Un mundo en que dicha vida cotidiana está enmarcada en muros derruidos, frías estructuras graníticas, paredes grafiteadas, impasibles luces de neón o simples restos de construcciones sin techos ni ventanas, que se constituyeron en el doloroso y muy sufrido proceso que fue la transición de estudiante a cineasta para el realizador.
“De alguna manera es la mirada de una víctima”, relató el director, fotógrafo y guionista, quien confiesa haber experimentado la violencia, específicamente del narcotráfico, en primera persona, por lo que le interesaba compartir honestamente las historias afectivas pero también de la normalización de los asesinatos, torturas y desapariciones que suceden comúnmente en el país desde hace ya un par de décadas.
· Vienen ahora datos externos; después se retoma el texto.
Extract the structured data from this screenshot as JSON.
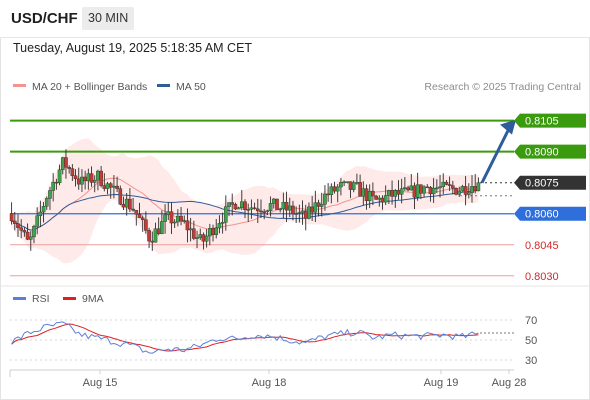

“Entender que el amor es un acto de resistencia, de alguna manera, es un horizonte, es una posibilidad, es una definición. No es nada sencilla la acción de salir a la calle, cruzarla y decirle a alguien que lo quieres mucho en este contexto específico, estando tan lastimados como sociedad, como individuos, ante estos embates constantes y sistemáticos, porque nos pegan por todos lados. Me interesaba compartir honestamente mi manera de ver estas historias y también cómo me sentía”, explicó.
Rescribir la ópera prima
En 2017, el cineasta participó y ganó la convocatoria del programa de Óperas Primas de la Escuela Nacional de Artes Cinematográficas de la UNAM –de la que es egresado– lo que le condujo no a comenzar el rodaje sino a un largo y complejo proceso de preproducción y de rescritura del guion para filmar un año después, iniciar su recorrido por festivales en 2019, en el 72 de Locarno –además de Tolouse, La Habana, Morelia, Los Cabos, Ficunam o Black Canvas– y, finalmente, estrenar con las restricciones naturales a la pandemia en la cartelera mexicana el pasado jueves 22 de abril.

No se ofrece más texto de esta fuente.